Preface

This is a module of two halves. The first half contains a brief review of some basic ideas in statistics that will lead us on to key concepts in machine learning (ML). We will be focussing on various common algorithms, when they are useful and how to implement them in R. The second half, in Epiphany term, will be a more detailed look at mechanics of optimisation and its importance to machine learning and moving onto neural networks and other more advanced techniques.

By the end of this term, I want you to be able to:

  1. Understand some common terms in machine learning.

  2. Be able to use R to utilise some of the most common machine learning techniques.

  3. Be able to evaluate the performance of a machine learning model.

  4. Realise that there are many difficult questions that arise in practice and these are lurking behind the scenes in their R implementations.

I have chosen to deliver the material in four ways: this complete set of lecture notes, handwritten notes in lectures to highlight key points, lecture slides to give more realistic examples and the four practical sessions where you will be able to implement the techniques in R. This term will be focussed on machine learning techniques in general and will not be specifically looking at neural networks.

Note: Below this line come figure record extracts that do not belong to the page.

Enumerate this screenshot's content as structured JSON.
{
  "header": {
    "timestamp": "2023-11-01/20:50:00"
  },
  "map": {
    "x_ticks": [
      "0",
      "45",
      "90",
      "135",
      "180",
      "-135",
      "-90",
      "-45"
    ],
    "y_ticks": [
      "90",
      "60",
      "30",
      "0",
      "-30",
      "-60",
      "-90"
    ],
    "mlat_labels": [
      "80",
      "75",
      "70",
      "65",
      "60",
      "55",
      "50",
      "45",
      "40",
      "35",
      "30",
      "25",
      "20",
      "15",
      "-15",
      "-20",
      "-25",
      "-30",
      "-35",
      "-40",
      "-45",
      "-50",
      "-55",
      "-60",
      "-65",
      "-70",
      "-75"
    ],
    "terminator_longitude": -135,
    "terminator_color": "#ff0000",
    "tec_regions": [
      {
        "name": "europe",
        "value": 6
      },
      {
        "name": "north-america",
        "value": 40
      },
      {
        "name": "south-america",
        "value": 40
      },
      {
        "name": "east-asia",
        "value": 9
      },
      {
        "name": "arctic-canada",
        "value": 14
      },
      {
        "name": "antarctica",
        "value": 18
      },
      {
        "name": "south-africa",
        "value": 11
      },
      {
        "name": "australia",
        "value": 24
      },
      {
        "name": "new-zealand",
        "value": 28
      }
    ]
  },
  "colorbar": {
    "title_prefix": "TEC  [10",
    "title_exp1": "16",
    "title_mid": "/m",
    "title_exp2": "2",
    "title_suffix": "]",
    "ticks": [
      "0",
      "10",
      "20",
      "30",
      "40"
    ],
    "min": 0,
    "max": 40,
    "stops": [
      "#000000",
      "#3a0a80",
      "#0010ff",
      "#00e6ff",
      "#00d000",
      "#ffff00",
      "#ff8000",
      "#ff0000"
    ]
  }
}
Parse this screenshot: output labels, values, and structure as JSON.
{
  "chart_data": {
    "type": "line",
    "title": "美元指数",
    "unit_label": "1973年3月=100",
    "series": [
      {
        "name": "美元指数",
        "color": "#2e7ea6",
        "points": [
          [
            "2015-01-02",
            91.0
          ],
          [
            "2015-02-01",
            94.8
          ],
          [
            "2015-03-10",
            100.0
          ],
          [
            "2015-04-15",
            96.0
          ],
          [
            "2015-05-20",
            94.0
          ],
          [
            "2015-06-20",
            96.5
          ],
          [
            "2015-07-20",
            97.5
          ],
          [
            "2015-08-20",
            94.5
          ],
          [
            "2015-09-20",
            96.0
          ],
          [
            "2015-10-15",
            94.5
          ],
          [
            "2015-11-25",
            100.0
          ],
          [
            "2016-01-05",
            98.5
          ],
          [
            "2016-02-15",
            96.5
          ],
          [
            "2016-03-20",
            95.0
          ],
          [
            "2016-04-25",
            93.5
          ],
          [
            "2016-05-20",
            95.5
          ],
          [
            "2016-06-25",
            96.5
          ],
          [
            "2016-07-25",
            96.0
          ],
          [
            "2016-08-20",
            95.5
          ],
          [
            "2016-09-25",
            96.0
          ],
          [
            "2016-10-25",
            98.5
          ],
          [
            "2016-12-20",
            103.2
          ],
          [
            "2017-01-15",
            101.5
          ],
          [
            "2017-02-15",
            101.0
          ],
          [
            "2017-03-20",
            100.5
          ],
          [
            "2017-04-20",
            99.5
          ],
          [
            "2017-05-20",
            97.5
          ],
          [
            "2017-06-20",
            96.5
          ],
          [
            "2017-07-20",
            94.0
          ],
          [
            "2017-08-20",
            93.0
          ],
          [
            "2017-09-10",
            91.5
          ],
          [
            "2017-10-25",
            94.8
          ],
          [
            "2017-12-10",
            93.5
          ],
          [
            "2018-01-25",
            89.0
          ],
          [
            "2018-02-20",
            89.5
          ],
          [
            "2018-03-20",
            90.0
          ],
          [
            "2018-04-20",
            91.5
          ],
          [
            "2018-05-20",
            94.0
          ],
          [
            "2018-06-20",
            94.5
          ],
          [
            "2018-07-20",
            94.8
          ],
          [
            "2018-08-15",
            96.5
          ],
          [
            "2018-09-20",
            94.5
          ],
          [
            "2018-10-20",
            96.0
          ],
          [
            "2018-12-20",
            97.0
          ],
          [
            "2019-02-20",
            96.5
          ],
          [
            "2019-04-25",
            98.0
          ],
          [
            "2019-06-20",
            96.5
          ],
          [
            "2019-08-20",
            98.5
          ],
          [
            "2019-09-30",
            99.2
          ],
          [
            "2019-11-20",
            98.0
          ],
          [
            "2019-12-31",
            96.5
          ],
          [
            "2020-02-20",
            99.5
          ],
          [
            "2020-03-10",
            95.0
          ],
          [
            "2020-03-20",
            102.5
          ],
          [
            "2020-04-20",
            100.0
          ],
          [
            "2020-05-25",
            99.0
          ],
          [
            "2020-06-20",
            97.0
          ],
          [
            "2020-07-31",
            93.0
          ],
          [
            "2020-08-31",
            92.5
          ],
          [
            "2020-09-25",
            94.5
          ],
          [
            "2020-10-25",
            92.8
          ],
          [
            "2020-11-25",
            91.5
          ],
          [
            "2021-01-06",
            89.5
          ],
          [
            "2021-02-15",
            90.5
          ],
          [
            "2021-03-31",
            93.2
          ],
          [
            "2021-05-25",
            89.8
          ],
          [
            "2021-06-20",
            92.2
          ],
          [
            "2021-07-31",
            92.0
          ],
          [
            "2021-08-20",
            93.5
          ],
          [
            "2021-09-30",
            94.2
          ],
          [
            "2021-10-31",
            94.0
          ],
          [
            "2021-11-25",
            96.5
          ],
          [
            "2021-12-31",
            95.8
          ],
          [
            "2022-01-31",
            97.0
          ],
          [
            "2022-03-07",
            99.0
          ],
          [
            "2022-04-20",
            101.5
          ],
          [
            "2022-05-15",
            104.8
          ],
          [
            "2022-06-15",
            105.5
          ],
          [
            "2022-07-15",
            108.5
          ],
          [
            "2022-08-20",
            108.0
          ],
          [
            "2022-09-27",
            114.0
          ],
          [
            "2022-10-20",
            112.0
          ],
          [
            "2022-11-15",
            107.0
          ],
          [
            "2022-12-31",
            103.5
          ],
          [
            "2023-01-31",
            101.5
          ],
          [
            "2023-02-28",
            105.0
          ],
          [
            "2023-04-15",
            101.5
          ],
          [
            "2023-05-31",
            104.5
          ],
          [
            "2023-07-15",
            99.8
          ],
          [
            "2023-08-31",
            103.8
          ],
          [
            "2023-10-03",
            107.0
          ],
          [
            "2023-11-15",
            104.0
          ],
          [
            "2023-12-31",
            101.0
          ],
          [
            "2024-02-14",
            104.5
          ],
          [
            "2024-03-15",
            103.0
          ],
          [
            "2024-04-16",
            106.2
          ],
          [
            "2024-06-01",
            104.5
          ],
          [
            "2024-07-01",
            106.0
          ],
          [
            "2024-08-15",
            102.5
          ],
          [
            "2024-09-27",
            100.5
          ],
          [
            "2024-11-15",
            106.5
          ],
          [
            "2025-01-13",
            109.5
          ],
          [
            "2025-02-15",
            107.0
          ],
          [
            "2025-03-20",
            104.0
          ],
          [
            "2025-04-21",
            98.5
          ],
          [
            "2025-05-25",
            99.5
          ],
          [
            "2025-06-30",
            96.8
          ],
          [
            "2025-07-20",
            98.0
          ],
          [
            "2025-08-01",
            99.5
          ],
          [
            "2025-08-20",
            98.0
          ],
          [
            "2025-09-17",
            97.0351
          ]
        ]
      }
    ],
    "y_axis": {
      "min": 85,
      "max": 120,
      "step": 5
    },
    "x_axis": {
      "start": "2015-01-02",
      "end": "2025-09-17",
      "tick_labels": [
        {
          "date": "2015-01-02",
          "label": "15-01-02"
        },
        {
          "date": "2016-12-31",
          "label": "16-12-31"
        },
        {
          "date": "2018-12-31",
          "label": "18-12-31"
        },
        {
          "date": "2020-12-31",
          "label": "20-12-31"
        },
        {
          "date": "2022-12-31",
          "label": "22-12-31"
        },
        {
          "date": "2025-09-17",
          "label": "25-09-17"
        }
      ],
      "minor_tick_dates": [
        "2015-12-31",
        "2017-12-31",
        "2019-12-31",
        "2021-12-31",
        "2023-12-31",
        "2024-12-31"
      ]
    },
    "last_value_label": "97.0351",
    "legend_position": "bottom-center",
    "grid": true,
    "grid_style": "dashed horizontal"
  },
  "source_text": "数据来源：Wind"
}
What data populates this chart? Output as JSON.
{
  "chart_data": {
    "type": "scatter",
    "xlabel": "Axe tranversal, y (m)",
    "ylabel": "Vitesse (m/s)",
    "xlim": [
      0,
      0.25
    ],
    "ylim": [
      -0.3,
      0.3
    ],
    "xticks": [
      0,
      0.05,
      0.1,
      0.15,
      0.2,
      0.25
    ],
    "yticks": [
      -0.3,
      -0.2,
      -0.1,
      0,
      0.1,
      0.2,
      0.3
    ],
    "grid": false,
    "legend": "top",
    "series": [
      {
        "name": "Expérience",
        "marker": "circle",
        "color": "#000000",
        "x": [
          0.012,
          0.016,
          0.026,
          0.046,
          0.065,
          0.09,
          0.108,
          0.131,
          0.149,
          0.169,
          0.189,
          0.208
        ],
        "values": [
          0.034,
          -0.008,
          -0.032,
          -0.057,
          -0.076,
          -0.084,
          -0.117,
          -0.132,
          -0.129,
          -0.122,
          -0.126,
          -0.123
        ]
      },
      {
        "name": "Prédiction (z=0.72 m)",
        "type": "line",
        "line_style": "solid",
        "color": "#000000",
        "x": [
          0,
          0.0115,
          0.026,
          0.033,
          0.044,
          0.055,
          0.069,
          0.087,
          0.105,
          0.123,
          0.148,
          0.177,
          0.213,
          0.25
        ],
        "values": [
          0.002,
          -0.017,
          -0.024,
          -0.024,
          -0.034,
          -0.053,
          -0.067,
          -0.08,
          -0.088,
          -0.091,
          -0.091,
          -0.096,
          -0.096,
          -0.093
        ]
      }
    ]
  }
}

The general structure for this half of the course will be as follows:

  1. key concepts in statistics for ML,
  2. fundamental ML concepts,
  3. classification techniques,
  4. regression techniques,
  5. making use of multiple models,
  6. making ML models more interpretable,
  7. unsupervised learning.

This half of the course will be supplemented by four formative assignments and four practical sessions. For the R elements, you can use your own installations of R or utilise the GitHub Codespace version that I have set up especially for this course. The latter will allow you to run R code in the cloud without having to install anything on your own machine. Here’s a link to the Codespace set-up page:

https://github.com/codespaces/new/johnpaulgosling/mlnn_docker?quickstart=1

Formal, summative assessment has two elements: there will be a practical exam in January and a written exam at the end of the academic year. The practical exam will be a test of your ability to implement the techniques in R and to evaluate the performance of a model. The written exam will be a test of your understanding of the theory behind the techniques.